Wczoraj w Astanie, stolicy Kazachstanu, rozpoczęły się rozmowy prezydentów Polski - Lecha Kaczyńskiego i Kazachstanu - Nursułtana Nazarbajewa. Nawiązanie bliższych kontaktów gospodarczych miało ułatwić nam m.in. częściowe uniezależnienie się od dostaw rosyjskiej ropy. Niestety, pierwsze sygnały docierające z Kazachstanu wskazują, że zabrnęliśmy w ślepy zaułek. Prezydent Kazachstanu, wypowiadając się o planach ewentualnego przedłużenia do Polski rurociągu Odessa-Brody i importu do Polski kazachskiej ropy stwierdził, że do projektu ropociągu należy obowiązkowo włączyć Rosję.
Kaczyński broni Kaczyńskiego
Nie dość tego. Tuż po zakończeniu wczorajszych rozmów obu prezydentów w czwartek wieczorem, do Kazachstanu miał przybyć premier Rosji Michaił Fradkow. Zapewne nie przypadkowo - interesy Rosji są zawsze skutecznie chronione.
A nasze? Wypowiedź prezydenta Kazachstanu zdaje się bardzo zaskoczyła polską delegację i być może podważa też sens całej wyprawy. Czyżby nasi dyplomaci nie zbadali wcześniej gruntu. Z tego typu opiniami polemizował wczoraj.. Jarosław Kaczyński. Według niego Polska zdaje sobie sprawę, że sytuacja strategiczna państw Azji Centralnej, w tym Kazachstanu, jest określona m.in. przez sieć rurociągów.

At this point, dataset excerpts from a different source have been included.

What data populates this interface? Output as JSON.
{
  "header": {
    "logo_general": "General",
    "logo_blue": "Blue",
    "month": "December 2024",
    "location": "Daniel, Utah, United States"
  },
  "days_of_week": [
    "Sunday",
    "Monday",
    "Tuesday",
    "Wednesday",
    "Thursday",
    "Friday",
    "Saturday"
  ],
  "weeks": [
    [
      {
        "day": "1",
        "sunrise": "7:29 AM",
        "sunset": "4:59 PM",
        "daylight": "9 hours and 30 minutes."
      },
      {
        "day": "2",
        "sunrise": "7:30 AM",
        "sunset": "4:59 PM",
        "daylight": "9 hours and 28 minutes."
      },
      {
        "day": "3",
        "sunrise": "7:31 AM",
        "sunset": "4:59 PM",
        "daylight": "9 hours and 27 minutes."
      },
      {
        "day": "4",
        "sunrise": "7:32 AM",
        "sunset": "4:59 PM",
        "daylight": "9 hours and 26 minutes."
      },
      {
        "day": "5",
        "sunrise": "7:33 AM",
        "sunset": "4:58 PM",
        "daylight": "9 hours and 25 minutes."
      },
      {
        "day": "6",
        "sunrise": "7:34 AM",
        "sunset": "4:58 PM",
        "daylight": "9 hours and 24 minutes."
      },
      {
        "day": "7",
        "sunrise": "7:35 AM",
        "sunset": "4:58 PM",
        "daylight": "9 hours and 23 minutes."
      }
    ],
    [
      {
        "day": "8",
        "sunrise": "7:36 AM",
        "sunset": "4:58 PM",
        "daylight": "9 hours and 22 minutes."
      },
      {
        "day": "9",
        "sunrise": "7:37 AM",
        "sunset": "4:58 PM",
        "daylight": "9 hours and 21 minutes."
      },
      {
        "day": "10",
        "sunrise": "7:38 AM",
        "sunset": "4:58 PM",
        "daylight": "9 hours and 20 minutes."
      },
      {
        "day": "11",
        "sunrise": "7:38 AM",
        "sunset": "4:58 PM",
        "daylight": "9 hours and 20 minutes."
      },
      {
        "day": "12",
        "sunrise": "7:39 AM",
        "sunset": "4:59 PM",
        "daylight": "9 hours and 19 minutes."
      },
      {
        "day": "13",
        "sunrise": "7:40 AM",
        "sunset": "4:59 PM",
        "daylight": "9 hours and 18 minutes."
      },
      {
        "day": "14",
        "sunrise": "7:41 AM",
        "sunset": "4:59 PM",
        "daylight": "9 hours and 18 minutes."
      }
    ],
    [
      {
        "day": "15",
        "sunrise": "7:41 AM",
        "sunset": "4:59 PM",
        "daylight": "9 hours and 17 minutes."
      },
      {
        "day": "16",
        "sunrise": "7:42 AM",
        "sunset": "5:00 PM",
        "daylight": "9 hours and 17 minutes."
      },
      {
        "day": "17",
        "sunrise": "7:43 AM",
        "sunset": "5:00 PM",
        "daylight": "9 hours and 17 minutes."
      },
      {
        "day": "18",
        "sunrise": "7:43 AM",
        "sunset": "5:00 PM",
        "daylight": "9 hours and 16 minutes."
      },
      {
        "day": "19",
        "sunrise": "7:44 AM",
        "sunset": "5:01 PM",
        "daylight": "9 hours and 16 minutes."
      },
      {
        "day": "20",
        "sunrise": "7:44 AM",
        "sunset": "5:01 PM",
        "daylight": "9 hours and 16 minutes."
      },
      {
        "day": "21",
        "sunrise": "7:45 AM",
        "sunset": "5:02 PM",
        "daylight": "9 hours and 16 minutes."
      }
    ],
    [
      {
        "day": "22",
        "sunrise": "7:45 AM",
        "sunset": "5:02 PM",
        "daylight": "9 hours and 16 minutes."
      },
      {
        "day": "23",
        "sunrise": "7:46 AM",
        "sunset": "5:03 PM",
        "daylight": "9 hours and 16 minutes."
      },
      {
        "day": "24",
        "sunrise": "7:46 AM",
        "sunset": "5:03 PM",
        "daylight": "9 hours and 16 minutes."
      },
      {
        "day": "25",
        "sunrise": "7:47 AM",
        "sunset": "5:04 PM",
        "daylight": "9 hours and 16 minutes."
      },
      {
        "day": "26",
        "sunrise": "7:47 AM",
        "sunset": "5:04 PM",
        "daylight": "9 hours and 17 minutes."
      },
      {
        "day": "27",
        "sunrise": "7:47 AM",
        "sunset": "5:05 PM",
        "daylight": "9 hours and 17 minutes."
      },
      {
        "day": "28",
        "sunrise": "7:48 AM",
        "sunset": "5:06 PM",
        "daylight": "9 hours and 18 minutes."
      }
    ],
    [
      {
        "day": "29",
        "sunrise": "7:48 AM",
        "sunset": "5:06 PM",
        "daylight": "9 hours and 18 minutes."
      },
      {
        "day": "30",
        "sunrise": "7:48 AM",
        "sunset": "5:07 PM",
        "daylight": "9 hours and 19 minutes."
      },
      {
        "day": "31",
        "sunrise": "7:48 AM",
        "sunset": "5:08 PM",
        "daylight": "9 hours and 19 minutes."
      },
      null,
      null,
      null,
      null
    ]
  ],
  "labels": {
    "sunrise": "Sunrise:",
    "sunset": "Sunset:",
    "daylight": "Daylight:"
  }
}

- I my z tymi realiami się liczymy. Nie należy sądzić, że ktoś tam jechał, nie wiedząc jak jest - podkreślił szef rządu.
Mimo tych oczywistych nieprzychylnych polskim planom zapowiedzi także polski prezydent starał wczoraj być dobrej myśli. Stwierdził, ze tranzyt kazachskiej ropy rurociągiem Odessa- Brody-Płock-Gdańsk jest realny, nie jest "mrzonką".
Co zdziała Orlen?
Nie najlepsze sygnały napłynęły także dzień wcześniej w sprawie PKN Orlen. Przedstawiciele polskiej spółki polecieli do Kazachstanu wraz z prezydentem by walczyć o udział w lokalnych projektach wydobywczych. Niestety niepokojąco zabrzmiał komunikat Kazmunaigazu państwowego kazachskiego koncernu naftowego, który informował, że spółka ta podczas rozmów prezydentów nie zamierza podpisywać umów z Polakami.